Age & Healthcare
New Realities of an Older America, a report issued in 2010 by the Stanford Center on Longevity, begins with the startling statement that “in less than one century, life expectancy has increased an average of 30 years in developed regions of the world.”
Just because we’re getting older doesn’t mean we have to get sick: our healthy behaviors can delay many problems. Most chronic diseases have remained stable, with two exceptions: high blood pressure and diabetes (Hayutin et al, 2010:48), each of which can often be managed if diagnosed early.

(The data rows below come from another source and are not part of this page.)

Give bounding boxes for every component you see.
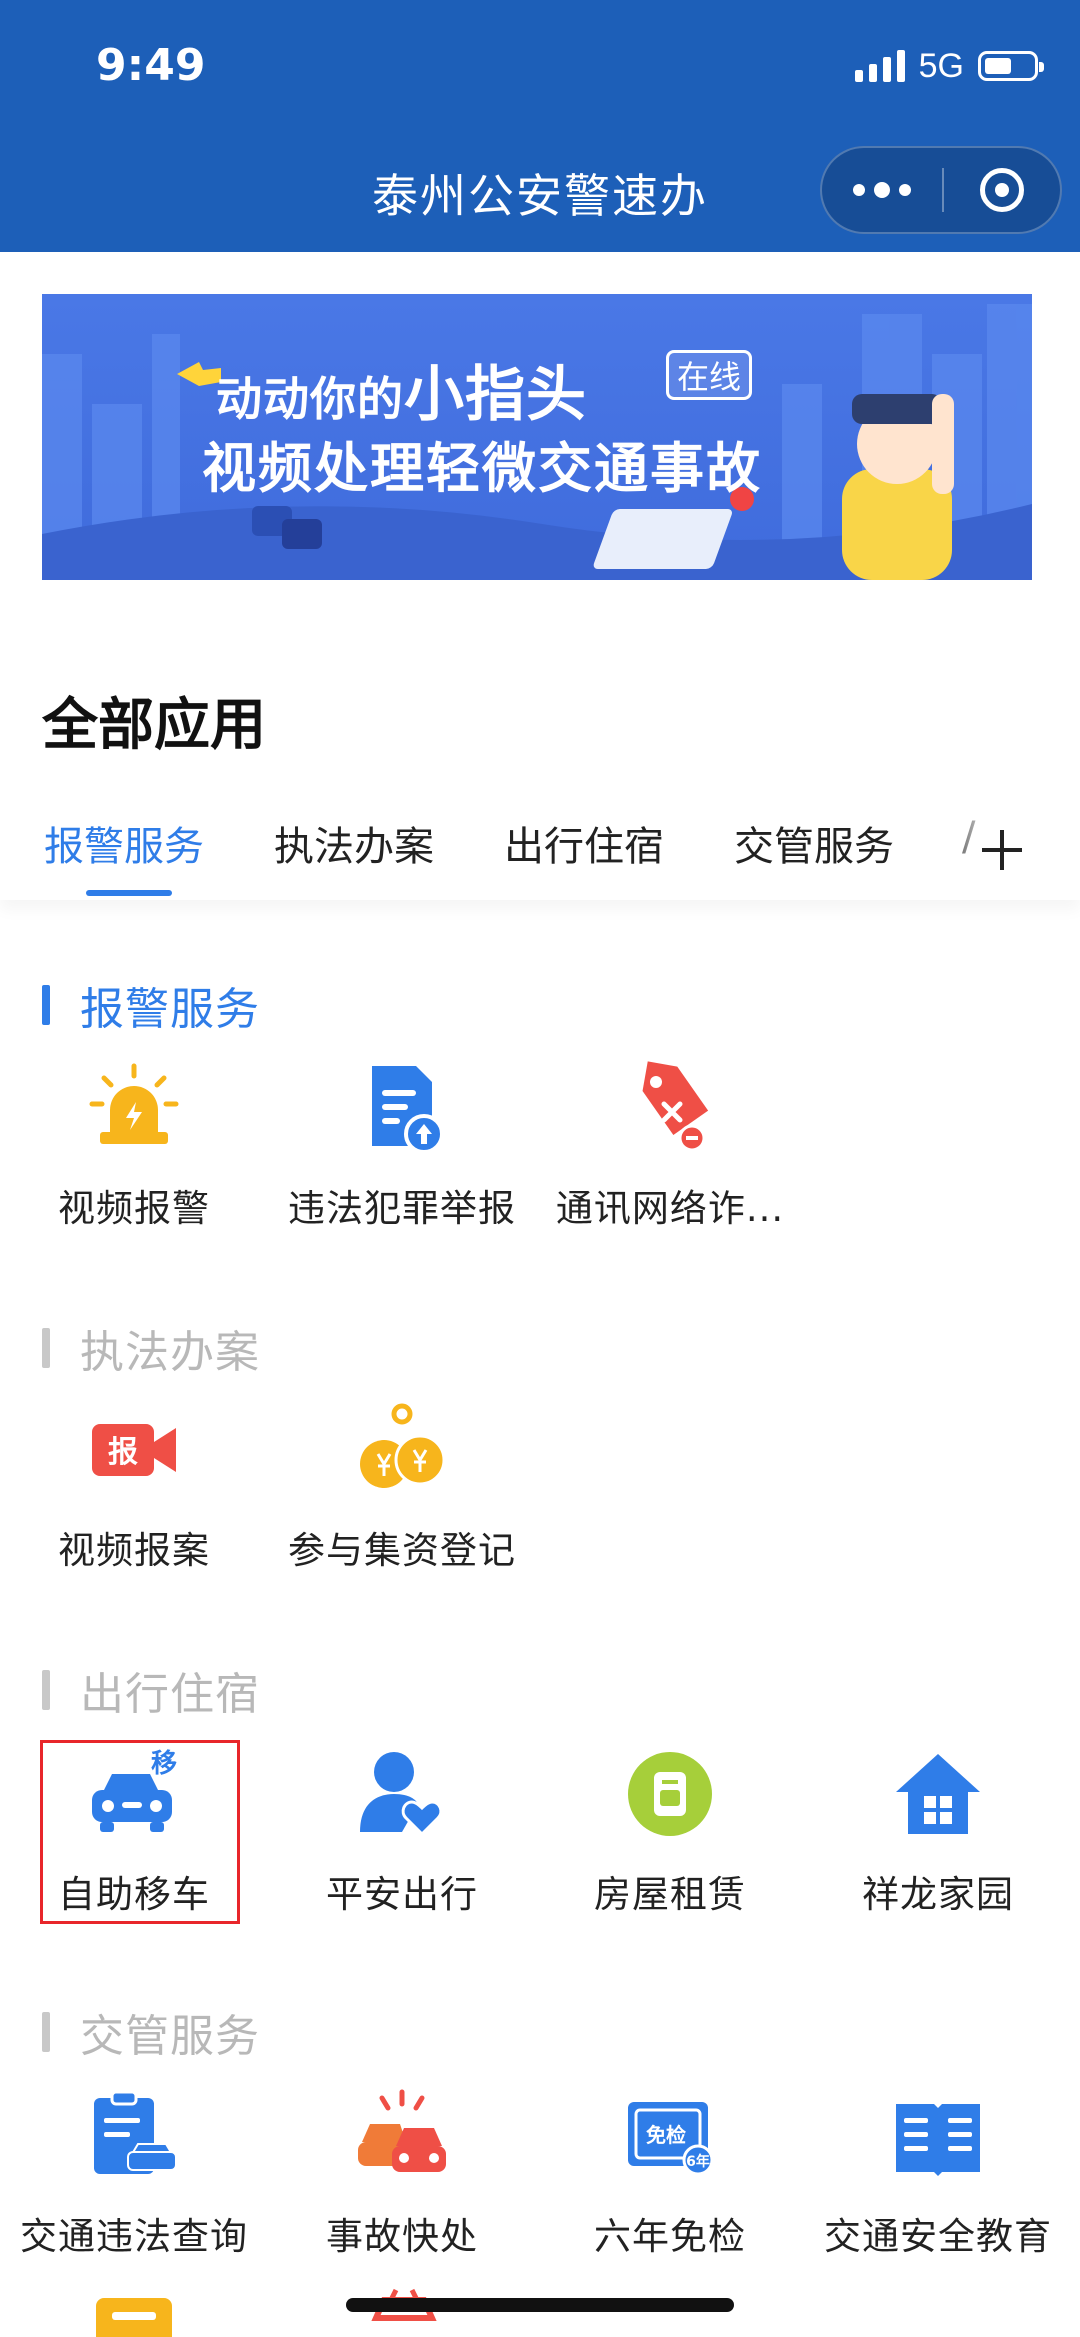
pointing-hand-icon (177, 362, 221, 386)
app-label: 视频报警 (58, 1187, 210, 1230)
miniprogram-capsule (820, 146, 1062, 234)
app-label: 参与集资登记 (288, 1529, 516, 1572)
tab-alarm-service[interactable]: 报警服务 (44, 814, 204, 872)
battery-icon (978, 51, 1044, 81)
fraud-tag-icon (642, 1061, 709, 1152)
section-title: 出行住宿 (80, 1669, 260, 1720)
more-dots-icon[interactable] (822, 148, 942, 232)
user-heart-icon (360, 1752, 443, 1837)
next-row-icon-1[interactable] (92, 2294, 176, 2337)
section-bar (42, 2012, 50, 2052)
app-label: 六年免检 (594, 2215, 746, 2258)
app-header: 9:49 5G 泰州公安警速办 (0, 0, 1080, 252)
next-row-icon-2[interactable] (362, 2288, 446, 2337)
section-header-alarm: 报警服务 (42, 975, 260, 1035)
section-header-law: 执法办案 (42, 1318, 260, 1378)
app-label: 视频报案 (58, 1529, 210, 1572)
section-bar (42, 1328, 50, 1368)
status-time: 9:49 (96, 40, 206, 91)
banner-line2: 视频处理轻微交通事故 (202, 437, 762, 500)
section-title: 报警服务 (80, 984, 260, 1035)
app-crime-report[interactable]: 违法犯罪举报 (268, 1060, 536, 1232)
add-tab-icon[interactable] (974, 822, 1030, 878)
exempt-glyph: 免检 (646, 2123, 686, 2147)
signal-icon (854, 50, 905, 82)
section-title: 交管服务 (80, 2011, 260, 2062)
video-report-icon: 报 (92, 1424, 176, 1476)
education-book-icon (896, 2104, 980, 2176)
selection-highlight-box (40, 1740, 240, 1924)
app-label: 事故快处 (326, 2215, 478, 2258)
report-upload-icon (372, 1066, 444, 1154)
app-label: 祥龙家园 (862, 1873, 1014, 1916)
section-title: 执法办案 (80, 1327, 260, 1378)
banner-line1-highlight: 小指头 (404, 360, 587, 430)
online-badge: 在线 (666, 350, 752, 400)
tab-travel-lodging[interactable]: 出行住宿 (504, 814, 664, 872)
app-telecom-fraud[interactable]: 通讯网络诈... (536, 1060, 804, 1232)
app-label: 交通安全教育 (824, 2215, 1052, 2258)
app-label: 平安出行 (326, 1873, 478, 1916)
tab-law-enforcement[interactable]: 执法办案 (274, 814, 434, 872)
network-type: 5G (918, 46, 964, 85)
app-xianglong-home[interactable]: 祥龙家园 (804, 1746, 1072, 1918)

The more we know about the social context for a person, the better we can help that person practice good health behaviors. For example, Shelton et al (2011) identifies major stressors and challenges interfering with the ability to attain health among low-income populations. We are beginning to pay attention to health disparities: each of the fourteen Centers on the Demography of Aging, sponsored by the National Institutes of Aging (http://www.agingcenters.org), collects data which can be used by policy makers, researchers, and citizens. A new survey, the National Health and Aging Trends Study (NHATS) is recruiting people 65 and older to study how aging affects independence in self-care (http://www.nhats.org). In South Carolina, where the CCC is mounted, Hands On Health-SC is an online community resource promoting healthy lifestyles.
The Carolinas Conversations Collection brings a voice to the statistics, the studies, and perhaps, some of your own questions.
Hayutin A., Dietz M., Mitchell L. (2010). New realities of an older America: Challenges, changes and questions. Stanford, CA: Stanford Center on Longevity
Shelton R, Goldman R, Emmons K, Sorensen G, Allen J. (2011). An investigation into the social context of low-income, urban Black and Latina women: Implications for adherence to recommended health behaviors. Health Education & Behavior, 38, 471-481.